Growing up in the Oldershaw household was, to put it mildly, interesting. There was always something going on – at times it felt like there were sixty people living in the house rather than six. Who knows what it would have been like if a dog had been added to the equation. We have tried our hand at various other pet responsibilities over the years though, from Eddie the cat (of whom I have fond albeit vague memories) to the dozen or so guinea pigs we’ve kept in the last decade.
Our guinea pigs have become rather notorious throughout the village. People walking past often knock on the door to ask “did you realise there are animals running around in your garden?” It usually comes as a quite a shock to them that, yes we do, we have free-range guinea pigs. If only they knew about the accidental free-range stick insects palaver, being hermaphrodites and all that, now that was something else.
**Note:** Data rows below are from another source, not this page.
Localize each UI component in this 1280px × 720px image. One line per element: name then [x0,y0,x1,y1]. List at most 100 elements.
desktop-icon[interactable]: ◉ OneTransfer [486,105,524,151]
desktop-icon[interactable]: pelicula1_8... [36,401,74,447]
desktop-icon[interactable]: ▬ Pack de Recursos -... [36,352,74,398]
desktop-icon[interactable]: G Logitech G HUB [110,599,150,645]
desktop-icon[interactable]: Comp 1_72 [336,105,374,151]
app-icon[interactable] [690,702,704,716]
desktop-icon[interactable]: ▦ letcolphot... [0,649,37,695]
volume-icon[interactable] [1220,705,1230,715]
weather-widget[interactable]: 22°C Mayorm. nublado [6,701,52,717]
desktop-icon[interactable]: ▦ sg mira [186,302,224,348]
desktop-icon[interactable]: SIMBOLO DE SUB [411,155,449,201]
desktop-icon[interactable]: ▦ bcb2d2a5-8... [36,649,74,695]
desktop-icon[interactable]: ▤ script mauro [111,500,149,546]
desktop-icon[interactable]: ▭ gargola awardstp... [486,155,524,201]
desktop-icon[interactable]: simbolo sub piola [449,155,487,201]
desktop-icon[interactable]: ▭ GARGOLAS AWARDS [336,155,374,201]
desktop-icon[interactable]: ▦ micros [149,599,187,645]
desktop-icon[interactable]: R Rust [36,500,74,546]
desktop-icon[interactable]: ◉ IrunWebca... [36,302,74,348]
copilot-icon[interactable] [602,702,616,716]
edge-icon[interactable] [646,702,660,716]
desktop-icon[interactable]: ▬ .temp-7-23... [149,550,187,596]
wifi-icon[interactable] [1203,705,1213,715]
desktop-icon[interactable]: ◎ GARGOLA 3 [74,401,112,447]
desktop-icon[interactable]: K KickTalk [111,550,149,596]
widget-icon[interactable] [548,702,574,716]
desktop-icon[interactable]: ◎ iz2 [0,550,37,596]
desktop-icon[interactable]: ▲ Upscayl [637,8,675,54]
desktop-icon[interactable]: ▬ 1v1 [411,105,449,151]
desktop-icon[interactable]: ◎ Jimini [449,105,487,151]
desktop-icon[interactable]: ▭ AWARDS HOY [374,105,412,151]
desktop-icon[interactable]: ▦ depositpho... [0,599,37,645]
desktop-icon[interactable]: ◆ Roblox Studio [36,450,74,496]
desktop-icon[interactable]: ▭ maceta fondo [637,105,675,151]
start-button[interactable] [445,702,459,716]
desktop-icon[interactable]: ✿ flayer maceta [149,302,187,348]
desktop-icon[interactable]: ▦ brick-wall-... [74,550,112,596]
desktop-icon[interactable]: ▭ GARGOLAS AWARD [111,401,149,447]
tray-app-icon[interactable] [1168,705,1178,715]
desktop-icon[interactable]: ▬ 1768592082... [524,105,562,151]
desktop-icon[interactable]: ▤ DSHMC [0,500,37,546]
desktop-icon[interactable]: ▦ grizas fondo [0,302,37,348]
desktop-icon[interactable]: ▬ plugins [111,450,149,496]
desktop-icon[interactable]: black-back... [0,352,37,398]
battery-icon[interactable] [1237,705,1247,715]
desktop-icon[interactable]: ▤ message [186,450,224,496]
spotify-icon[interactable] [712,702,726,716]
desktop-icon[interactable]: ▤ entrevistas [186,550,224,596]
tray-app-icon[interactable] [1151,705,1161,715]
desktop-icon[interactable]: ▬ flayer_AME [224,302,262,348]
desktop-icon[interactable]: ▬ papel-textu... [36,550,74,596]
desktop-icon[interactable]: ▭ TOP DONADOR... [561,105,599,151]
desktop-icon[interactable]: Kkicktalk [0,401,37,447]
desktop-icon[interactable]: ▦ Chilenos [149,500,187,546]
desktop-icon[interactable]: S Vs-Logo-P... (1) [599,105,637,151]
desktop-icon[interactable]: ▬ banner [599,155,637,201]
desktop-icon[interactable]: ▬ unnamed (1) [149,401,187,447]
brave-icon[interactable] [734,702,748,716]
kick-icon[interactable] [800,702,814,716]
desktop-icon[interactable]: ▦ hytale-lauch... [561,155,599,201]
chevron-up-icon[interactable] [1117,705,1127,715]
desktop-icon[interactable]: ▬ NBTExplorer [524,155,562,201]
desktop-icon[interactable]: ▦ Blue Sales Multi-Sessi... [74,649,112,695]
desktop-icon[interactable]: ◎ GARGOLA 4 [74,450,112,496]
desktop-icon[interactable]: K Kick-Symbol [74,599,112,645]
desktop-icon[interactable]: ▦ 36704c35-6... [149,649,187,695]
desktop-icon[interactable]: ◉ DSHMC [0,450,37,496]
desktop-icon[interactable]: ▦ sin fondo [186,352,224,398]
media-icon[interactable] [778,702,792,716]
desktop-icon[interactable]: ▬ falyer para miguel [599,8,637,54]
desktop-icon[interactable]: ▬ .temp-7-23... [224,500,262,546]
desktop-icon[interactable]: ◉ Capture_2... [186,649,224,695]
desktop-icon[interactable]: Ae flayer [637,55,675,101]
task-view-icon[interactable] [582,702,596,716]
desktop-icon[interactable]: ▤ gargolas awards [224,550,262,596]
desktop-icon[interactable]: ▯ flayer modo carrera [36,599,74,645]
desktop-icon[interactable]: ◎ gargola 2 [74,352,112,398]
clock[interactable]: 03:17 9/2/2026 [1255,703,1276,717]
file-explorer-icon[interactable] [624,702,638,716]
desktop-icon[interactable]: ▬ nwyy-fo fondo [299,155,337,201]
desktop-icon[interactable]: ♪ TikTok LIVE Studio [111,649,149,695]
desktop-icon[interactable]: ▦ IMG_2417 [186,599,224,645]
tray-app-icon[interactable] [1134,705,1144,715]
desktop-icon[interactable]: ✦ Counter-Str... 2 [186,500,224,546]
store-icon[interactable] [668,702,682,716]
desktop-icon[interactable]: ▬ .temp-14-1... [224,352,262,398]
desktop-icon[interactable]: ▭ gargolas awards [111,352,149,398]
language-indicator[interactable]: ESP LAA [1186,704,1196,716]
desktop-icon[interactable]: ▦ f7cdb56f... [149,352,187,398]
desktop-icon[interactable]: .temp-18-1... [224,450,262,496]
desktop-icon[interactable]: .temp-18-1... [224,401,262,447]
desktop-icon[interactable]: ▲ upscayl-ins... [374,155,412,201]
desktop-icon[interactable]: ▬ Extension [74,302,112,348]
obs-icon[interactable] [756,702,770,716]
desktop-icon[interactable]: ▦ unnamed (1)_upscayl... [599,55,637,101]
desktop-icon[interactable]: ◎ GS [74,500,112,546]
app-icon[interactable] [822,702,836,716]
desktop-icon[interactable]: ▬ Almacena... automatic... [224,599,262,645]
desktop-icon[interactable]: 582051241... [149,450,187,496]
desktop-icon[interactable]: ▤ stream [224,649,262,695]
While I grew up with guinea pigs and stick insects scurrying and scuttling around, I never had a pet to call my own. The most recent addition to the Oldershaw clan is mine, all mine, and so I thought I would share the story of how this came to be.
Today it is three years since I finally left hospital, once and for all. After making good progress my discharge date was revised to mid-December, having originally been told that I wouldn’t be out before Christmas. This, however, would still not do. My mum and I have birthdays just before then: it was imperative that I was home in time. I am not sure if this is a brain injury developed trait or something I had before, but my determination to overcome adversity is something that has got me to where I am today. When I make my mind up to do something I will do it, no matter what, so, of course I made it home for my birthday.
During my recovery, I seemed to regress to childhood behaviours in some ways, as well as showing several characteristics associated with autism. Occasionally this worked in my favour. Rather than subtly asking if there was any possibility of having a pet, I would constantly remind everyone that came to visit that I wanted a silver tabby girl kitten for my birthday, I would even draw pictures and point, leaving no one in any doubt that this was a necessity.
Then the day came, the day I was finally discharged from hospital, a mere six months after my first admission. I have only one memory of this day. I walked up the driveway for the first time in half a year and saw a sign taped to the door: “Beware, new kitten”. And there he was, a tabby boy kitten, not the silver girl I wanted, but it didn’t matter, he was mine, Buttons.
Since the Oldershaw household’s human contingent is now somewhat depleted, he is the perfect addition to the family. Every time I look at Buttons I see just how far I’ve come. Every time he grows, I see how much I have grown, from a fragile kitten to a strong-minded cat. Whilst I realise I still have a long way to go, I am thoroughly determined to overcome everything that is put in my path along the way.